Let’s take the range first. We get back to our education example. In R, we use the range() function to compute the range.

range(edu)
[1] 0 5

Our data ranges from no education all the way to those with a doctorate. However, no education is not a common value. Only one person in our sample did not have any education. The interquartile range is the range from the 25th to the 75th percentiles, i.e., it contains the central 50 percent of the distribution.

The 25th percentile is the value of education that 25 percent or fewer people have (when we order education from lowest to highest). We use the quantile() function in R to get percentiles. The function takes two arguments: x is the data vector and probs is the percentile.

quantile(edu, 0.25) # 25th percentile
25% 
  2 
quantile(edu, 0.75) # 75th percentile
75% 
  3 

Therefore, the interquartile range is from 2, secondary school to 3, undergraduate degree.

1.1.4.3 Proportion in each category

To describe the distribution of our nominal variable, support for remaining in the European Union, we use the proportions in each category.

Recall, that we looked at the frequency table to determine the mode:

table(stay)
stay
  0   1 
509 491 

To get the proportions in each category, we divide the values in the table, i.e., 509 and 491, by the sum of the table, i.e., 1000.

table(stay) / sum(table(stay))
stay
    0     1 
0.509 0.491 
# `R` also has a built in function for this, simply pass the table to `prop.table()`
prop.table(table(stay))
stay
    0     1 
0.509 0.491 

1.1.5 Homework exercises

  1. Create a script and call it assignment01. Save your script.
  2. Download this cheat-sheet and go over it. You won’t understand most of it right away. But it will become a useful resource. Look at it often.
  3. Calculate the square root of 1369 using the sqrt() function.
  4. Square the number 13 using the ^ operator.
  5. What is the result of summing all numbers from 1 to 100?

We take a sample of yearly income in London. The values that we got are: 19395, 22698, 40587, 25705, 26292, 42150, 29609, 12349, 18131, 20543, 37240, 28598, 29007, 26106, 19441, 42869, 29978, 5333, 32013, 20272, 14321, 22820, 14739, 17711, 18749.

  1. Create the variable income with the values from our fake London sample in R.
  2. Describe London income using the appropriate measures of central tendency and dispersion.
  3. Compute the standard deviation without using the sd() function.

For each of these incomes, we also find out if that person is married or not. The responses show that there are 16 married people and 9 unmarried people.

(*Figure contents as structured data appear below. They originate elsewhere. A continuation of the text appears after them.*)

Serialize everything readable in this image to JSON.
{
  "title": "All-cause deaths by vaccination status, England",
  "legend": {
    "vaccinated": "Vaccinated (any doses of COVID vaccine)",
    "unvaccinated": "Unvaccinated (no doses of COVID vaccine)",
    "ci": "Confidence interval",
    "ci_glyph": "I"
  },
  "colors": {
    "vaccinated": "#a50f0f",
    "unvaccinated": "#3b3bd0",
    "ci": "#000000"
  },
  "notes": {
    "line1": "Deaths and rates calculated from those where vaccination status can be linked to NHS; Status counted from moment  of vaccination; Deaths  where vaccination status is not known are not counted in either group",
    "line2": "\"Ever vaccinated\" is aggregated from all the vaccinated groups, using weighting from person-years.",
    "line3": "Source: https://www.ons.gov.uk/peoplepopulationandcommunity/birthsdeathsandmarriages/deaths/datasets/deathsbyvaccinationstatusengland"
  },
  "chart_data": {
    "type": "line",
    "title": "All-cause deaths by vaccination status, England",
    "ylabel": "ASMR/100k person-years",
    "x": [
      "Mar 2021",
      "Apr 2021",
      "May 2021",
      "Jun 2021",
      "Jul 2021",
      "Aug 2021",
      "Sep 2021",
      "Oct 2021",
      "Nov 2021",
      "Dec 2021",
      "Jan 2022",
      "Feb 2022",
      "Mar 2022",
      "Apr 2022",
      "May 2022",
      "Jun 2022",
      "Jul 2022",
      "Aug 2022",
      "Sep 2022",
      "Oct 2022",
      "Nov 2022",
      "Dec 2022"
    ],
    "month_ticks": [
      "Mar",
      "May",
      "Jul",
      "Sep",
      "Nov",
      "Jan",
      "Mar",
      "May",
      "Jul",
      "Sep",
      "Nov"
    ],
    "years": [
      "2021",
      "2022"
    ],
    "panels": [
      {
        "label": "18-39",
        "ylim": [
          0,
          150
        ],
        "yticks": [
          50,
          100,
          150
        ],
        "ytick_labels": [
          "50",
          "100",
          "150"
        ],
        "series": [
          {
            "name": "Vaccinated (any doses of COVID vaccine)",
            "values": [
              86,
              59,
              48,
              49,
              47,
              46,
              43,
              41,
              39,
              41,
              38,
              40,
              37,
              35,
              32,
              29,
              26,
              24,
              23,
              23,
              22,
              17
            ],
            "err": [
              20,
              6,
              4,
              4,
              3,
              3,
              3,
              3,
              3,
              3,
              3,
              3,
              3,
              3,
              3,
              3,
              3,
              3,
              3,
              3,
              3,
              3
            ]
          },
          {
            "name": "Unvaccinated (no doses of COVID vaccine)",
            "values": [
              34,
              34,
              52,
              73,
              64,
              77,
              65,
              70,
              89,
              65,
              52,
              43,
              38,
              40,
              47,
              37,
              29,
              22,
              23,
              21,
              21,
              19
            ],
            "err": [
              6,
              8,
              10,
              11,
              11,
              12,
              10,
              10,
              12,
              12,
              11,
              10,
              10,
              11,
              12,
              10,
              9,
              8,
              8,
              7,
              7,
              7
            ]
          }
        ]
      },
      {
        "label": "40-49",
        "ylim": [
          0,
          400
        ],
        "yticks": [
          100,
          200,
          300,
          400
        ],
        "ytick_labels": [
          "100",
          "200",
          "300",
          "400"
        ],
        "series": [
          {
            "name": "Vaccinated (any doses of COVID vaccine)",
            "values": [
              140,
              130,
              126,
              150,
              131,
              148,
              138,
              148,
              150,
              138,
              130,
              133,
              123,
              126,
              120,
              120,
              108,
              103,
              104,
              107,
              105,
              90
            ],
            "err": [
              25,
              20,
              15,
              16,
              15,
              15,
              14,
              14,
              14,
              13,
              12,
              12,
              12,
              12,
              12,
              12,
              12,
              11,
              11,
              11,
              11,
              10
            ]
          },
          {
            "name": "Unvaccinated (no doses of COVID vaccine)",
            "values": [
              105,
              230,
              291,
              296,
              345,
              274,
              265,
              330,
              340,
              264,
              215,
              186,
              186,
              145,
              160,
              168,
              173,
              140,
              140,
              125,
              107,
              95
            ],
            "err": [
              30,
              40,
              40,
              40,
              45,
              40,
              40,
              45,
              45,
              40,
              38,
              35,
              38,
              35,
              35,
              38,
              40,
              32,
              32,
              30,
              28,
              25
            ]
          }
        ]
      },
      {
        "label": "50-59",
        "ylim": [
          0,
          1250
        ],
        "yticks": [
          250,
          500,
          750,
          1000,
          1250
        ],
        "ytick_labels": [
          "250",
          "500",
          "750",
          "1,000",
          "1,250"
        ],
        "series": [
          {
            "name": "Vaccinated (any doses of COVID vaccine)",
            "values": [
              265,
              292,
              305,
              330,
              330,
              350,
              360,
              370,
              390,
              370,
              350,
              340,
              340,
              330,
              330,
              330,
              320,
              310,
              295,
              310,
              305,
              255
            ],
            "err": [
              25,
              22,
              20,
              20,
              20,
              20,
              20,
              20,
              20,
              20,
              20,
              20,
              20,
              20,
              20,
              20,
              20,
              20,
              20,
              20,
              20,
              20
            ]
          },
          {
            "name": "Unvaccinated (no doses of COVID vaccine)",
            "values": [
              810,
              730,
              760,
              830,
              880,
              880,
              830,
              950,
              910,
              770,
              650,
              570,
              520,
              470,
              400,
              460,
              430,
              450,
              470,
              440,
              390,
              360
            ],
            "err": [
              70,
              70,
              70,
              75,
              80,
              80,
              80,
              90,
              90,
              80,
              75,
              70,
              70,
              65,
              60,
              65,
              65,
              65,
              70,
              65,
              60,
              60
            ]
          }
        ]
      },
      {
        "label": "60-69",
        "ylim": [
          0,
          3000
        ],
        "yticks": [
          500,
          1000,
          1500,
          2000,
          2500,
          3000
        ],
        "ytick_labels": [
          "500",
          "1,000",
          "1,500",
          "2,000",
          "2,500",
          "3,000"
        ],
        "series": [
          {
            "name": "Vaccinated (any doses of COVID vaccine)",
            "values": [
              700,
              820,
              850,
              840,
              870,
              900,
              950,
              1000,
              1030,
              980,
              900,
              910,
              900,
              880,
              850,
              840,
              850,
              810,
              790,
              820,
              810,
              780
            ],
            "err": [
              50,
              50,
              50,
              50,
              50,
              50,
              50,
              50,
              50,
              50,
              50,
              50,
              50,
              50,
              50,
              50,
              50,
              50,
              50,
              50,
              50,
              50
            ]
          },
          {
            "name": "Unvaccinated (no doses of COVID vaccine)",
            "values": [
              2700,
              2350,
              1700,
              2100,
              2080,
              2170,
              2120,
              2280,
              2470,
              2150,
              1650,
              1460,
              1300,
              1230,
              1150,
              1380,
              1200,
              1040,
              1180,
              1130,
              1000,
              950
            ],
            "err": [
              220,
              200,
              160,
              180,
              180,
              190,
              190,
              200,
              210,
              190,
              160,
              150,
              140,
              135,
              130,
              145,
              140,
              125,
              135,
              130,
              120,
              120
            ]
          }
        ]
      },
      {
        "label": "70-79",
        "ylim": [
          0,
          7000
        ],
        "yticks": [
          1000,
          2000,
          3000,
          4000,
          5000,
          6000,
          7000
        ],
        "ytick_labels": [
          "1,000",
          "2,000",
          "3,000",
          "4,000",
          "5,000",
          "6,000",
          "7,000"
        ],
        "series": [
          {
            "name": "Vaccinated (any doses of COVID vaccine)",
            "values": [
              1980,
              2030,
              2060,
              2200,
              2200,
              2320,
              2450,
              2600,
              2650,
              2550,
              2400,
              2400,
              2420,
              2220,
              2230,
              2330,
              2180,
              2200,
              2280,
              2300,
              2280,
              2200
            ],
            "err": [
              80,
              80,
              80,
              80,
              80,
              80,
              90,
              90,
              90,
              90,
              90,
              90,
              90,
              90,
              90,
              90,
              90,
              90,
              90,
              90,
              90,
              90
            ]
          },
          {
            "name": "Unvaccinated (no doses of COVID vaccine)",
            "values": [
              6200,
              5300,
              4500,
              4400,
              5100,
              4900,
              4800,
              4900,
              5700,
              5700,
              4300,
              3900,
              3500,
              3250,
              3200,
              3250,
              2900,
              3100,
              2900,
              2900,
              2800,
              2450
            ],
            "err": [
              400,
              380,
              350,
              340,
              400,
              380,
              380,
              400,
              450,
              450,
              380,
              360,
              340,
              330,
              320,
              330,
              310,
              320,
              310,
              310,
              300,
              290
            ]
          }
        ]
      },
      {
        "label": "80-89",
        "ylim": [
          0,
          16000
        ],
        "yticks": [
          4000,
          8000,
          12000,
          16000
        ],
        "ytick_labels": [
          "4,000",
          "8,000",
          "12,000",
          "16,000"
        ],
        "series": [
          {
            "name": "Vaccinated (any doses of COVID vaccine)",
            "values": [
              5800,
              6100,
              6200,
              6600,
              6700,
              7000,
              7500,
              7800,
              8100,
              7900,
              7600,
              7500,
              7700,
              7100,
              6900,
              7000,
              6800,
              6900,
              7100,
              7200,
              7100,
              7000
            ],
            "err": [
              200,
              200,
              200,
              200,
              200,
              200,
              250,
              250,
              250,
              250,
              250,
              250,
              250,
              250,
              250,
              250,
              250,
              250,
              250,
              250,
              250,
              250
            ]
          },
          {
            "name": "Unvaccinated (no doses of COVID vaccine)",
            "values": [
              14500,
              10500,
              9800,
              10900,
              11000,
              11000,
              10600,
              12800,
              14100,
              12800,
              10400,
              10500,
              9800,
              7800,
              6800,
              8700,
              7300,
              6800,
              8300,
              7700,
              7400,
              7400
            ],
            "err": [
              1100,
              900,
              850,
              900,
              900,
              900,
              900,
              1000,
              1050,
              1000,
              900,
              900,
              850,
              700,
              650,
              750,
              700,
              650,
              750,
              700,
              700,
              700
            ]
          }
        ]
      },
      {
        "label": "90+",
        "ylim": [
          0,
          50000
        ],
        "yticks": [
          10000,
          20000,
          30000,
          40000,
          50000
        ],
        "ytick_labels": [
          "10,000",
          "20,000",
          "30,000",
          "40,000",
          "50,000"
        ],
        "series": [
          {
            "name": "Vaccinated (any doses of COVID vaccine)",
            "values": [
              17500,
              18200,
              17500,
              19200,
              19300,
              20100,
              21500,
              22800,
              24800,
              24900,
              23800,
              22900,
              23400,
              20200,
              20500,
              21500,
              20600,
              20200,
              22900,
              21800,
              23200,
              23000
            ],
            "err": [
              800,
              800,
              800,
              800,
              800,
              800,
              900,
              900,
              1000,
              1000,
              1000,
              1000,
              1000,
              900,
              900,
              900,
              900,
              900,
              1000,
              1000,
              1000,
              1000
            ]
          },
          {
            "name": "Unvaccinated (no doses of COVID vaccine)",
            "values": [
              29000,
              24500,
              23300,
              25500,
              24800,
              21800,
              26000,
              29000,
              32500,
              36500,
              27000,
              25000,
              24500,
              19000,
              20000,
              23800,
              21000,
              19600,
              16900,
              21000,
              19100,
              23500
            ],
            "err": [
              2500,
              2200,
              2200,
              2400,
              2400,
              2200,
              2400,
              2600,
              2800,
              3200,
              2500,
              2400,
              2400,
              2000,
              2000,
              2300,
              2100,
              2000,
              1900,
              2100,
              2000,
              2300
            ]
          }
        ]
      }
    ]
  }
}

  1. Create the variable married with the values from our fake sample. The rep() function used above might be useful.
  2. Describe the marriage status of our sample using appropriate measures of central tendency and dispersion.

Finally, we also find out these people’s highest completed level of education, where 1 = secondary school, 2 = undergraduate, and 3 = postgraduate. The values are: 3, 3, 3, 2, 3, 2, 2, 2, 3, 1, 2, 2, 1, 2, 3, 1, 3, 3, 1, 1, 1, 1, 3, 2, 3.

  1. Create the variable education with the values from our fake sample.

  2. Describe the education status of our fake sample using appropriate measures of central tendency and dispersion.

  3. Save your script, which should now include the answers to all the exercises.